Recuerdo un viejo piso en Asturias, con una cocina enorme y una habitación sin amueblar dedicada sólo a mis juegos. Recuerdo el pinar que había al lado del hospital en el que estuvo ingresada mi madre y recoger piñas con mi abuelo, aunque no recuerdo haber estado dentro. Recuerdo el 23F en casa de mis abuelos y a mi padre trayéndome unas ceras de colores antes de irse con mi madre al hospital. Recuerdo las siestas que me negaba a dormir en el pueblo extremeño de mi madre, en agosto. Recuerdo haber jugado en la guardería de un familiar con otros niños antes de ir a casa de mis abuelos. Recuerdo a mi gato, demasiado brevemente mío. Recuerdo el primer día de colegio. Recuerdo al niño que me arrancó de las manos un chupa chups en una mercería que hace ya veinte años que cerró. Recuerdo la tienda de ropa infantil que también tuvo mi madre brevemente y lo poco que me gustaba probarme vestidos.
Esos, y algunos pocos más, son mis primeros recuerdos vitales.

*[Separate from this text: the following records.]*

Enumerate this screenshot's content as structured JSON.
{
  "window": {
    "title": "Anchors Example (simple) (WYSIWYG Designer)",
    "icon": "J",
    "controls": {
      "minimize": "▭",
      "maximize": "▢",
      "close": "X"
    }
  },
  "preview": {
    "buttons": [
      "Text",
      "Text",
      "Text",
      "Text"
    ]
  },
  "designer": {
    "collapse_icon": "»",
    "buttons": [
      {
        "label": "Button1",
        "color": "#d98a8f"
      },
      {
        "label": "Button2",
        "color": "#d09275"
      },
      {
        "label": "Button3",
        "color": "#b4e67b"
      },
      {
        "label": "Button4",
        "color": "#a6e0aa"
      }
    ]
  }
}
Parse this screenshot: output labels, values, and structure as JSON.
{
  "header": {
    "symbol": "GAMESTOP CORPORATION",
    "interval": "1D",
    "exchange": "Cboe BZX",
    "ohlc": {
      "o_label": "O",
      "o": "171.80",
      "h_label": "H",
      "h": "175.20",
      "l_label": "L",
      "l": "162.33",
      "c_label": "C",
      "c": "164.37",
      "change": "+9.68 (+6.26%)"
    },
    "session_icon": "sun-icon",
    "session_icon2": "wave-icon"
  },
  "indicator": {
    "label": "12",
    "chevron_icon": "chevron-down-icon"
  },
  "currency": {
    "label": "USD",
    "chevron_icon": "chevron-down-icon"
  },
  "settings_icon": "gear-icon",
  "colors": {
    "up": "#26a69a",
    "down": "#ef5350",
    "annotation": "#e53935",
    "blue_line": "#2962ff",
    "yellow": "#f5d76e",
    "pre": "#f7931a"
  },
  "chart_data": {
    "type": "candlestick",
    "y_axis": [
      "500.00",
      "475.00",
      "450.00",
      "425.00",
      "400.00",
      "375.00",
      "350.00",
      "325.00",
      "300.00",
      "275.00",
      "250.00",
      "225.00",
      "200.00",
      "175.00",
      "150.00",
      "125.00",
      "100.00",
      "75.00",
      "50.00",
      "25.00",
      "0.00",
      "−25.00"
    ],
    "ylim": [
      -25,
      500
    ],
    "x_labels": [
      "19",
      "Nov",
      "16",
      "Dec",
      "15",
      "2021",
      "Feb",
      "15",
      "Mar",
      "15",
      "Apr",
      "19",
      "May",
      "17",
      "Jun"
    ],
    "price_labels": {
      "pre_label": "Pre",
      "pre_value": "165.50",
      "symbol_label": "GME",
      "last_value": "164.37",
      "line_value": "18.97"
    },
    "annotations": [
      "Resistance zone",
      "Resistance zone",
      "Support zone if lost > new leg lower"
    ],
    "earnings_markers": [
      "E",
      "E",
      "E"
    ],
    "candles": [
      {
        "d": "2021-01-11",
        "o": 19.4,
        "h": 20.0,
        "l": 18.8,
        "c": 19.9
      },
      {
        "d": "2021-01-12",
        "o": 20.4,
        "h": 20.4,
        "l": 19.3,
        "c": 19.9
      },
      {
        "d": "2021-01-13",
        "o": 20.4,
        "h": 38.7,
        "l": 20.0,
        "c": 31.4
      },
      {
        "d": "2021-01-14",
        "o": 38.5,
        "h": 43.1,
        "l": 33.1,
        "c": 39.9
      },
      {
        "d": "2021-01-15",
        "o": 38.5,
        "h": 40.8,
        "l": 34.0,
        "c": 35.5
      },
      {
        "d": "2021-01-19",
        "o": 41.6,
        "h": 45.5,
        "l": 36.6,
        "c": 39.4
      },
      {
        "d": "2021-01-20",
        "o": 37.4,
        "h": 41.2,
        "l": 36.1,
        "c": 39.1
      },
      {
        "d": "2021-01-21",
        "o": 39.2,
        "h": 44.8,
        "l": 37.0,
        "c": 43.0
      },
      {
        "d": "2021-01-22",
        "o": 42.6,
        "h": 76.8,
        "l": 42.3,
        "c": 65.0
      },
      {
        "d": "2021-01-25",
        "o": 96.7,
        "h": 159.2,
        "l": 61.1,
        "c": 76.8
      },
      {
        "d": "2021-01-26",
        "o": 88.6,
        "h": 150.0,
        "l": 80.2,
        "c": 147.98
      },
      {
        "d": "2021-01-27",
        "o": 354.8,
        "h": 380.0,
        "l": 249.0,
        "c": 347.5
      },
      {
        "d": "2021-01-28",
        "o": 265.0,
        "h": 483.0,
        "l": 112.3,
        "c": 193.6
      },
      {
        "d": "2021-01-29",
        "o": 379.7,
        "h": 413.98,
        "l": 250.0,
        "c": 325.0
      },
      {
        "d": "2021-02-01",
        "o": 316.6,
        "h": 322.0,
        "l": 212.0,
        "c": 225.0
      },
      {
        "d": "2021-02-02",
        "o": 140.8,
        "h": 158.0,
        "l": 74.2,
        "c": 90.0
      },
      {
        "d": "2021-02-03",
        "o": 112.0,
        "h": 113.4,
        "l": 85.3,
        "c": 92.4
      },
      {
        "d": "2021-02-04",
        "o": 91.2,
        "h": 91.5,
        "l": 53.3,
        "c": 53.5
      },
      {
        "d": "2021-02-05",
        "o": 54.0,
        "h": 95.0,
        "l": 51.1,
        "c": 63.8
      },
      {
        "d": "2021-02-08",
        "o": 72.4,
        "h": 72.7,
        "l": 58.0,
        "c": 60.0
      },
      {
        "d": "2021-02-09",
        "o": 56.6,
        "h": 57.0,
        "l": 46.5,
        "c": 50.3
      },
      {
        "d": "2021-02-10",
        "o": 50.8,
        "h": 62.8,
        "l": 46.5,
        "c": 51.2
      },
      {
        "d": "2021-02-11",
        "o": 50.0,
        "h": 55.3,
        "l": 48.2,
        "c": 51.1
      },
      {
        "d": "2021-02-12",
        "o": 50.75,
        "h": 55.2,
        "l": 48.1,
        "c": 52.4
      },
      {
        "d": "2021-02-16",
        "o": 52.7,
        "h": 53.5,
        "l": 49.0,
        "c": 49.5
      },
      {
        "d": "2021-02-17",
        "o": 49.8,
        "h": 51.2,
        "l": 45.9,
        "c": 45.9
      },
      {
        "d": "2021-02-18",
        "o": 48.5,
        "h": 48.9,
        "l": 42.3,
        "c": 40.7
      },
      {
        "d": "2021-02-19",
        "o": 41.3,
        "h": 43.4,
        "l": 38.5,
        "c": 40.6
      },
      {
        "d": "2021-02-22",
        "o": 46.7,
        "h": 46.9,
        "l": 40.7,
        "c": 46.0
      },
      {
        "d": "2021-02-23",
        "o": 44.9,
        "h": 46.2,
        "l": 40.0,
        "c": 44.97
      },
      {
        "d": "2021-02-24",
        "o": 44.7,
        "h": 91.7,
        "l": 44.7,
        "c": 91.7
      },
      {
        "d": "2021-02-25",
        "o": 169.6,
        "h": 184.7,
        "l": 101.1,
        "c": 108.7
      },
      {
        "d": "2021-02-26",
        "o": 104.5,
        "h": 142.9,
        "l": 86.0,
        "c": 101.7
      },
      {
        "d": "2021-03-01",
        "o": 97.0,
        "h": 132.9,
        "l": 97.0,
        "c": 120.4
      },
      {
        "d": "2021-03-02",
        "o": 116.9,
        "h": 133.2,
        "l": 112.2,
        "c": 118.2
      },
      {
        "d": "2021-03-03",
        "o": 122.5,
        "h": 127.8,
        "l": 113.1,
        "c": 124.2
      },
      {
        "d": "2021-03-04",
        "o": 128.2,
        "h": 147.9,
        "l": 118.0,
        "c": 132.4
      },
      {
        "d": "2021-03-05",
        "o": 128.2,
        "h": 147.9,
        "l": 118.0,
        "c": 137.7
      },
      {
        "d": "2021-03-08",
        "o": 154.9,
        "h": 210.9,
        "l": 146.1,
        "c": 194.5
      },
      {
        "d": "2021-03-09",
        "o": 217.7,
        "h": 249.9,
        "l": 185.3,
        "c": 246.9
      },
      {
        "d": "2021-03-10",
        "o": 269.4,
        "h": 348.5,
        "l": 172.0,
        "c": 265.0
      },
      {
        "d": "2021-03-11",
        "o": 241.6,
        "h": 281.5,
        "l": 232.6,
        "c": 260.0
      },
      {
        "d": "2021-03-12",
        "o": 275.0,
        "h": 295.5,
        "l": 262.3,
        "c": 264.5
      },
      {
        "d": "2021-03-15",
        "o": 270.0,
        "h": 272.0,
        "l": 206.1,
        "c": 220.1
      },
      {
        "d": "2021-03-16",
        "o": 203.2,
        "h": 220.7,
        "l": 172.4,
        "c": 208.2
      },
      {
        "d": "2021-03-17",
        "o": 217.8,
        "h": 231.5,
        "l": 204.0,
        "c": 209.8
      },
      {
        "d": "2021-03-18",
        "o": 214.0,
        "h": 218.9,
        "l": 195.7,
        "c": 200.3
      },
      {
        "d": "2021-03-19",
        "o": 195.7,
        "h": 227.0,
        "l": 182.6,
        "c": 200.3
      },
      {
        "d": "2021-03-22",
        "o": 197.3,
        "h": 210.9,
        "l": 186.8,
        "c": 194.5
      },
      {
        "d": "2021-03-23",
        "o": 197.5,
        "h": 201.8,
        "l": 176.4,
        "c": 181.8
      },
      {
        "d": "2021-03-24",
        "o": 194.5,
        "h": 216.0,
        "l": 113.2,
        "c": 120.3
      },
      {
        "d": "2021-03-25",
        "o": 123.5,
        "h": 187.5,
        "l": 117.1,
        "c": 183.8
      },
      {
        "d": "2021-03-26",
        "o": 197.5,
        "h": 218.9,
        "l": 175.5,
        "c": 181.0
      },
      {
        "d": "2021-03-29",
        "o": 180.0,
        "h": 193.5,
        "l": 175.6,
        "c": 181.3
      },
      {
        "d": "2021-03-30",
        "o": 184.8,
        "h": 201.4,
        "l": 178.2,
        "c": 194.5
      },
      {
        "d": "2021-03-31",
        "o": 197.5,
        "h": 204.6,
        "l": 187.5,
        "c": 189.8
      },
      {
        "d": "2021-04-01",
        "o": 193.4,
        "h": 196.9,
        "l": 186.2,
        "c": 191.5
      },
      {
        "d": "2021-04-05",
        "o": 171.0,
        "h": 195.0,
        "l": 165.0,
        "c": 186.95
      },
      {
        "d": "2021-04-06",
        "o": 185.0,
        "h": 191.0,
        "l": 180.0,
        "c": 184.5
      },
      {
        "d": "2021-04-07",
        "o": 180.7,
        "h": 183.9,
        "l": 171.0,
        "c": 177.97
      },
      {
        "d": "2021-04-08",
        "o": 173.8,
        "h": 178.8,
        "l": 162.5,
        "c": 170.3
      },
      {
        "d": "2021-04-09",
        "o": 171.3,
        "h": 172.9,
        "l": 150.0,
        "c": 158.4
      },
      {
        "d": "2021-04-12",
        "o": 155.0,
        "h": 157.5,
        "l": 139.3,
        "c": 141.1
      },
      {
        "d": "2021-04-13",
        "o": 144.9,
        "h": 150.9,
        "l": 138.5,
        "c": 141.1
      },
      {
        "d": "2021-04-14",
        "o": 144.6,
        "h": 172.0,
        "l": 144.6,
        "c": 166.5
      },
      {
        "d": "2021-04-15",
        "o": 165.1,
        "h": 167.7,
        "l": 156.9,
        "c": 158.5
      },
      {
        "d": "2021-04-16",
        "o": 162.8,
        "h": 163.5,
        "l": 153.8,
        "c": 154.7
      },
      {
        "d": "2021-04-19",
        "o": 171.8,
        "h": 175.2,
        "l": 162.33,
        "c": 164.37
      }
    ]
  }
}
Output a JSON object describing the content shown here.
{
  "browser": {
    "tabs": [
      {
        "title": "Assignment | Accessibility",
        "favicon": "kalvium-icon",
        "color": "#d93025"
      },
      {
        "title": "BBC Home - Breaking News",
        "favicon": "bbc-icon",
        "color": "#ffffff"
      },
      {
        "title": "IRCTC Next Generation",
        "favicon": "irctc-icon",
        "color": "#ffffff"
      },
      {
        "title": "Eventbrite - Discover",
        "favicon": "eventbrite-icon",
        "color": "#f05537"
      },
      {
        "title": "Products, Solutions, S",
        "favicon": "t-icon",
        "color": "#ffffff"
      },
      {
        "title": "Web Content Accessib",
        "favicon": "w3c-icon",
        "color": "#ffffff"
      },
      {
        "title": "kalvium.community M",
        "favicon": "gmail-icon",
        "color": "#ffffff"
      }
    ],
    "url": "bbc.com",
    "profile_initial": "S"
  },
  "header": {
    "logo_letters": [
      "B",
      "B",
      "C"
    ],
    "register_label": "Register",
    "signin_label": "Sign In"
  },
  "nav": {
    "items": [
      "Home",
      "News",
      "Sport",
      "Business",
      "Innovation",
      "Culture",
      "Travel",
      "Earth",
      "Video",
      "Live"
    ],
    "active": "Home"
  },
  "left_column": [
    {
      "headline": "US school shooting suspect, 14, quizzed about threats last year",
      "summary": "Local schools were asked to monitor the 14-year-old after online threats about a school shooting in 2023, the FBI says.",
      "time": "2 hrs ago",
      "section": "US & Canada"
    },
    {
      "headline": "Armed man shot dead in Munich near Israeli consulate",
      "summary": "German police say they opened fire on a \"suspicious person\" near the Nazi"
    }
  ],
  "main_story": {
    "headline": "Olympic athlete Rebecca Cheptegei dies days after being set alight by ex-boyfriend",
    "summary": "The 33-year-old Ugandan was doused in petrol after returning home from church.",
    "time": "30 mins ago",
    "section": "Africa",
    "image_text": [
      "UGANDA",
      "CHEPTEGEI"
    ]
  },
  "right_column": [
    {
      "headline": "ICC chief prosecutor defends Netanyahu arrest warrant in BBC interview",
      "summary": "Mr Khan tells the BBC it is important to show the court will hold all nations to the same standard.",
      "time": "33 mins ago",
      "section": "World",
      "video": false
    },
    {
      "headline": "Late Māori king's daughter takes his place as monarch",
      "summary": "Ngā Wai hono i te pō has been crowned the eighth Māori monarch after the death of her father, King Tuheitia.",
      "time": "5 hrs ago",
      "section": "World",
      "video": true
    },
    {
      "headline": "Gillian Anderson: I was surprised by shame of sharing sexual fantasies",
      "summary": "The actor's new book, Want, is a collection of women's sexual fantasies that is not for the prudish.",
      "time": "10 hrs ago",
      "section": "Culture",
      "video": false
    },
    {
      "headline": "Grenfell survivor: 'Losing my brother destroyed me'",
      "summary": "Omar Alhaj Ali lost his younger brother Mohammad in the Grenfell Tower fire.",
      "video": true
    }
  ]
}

Lo que encuentro en mi cabeza cuando rastreo en los arcones más escondidos.
No recuerdo grandes cosas. ¿Por qué esos recuerdos quedaron en memoria y no otros? Probablemente los hubo más trascendentes o significativos. No lo sé y nunca lo sabré.
Lo que sí sé, por que me lo han confirmado, es que todos corresponden a mis cuatro o cinco años de vida.
No hay nada antes. Nada.
Mi hijo cumplirá en poco más de un mes tres años. Mi hija acaba de cumplir cuatro meses.
Fiestas de cumpleaños, excursiones al zoo, animales de compañía actuales, lugares que no seguiremos visitando, gente que no veremos más…
Nada que lo que hacemos hoy por y con ellos será recordado.
Pero no me cabe duda de que ahí está. Y es importante que esté.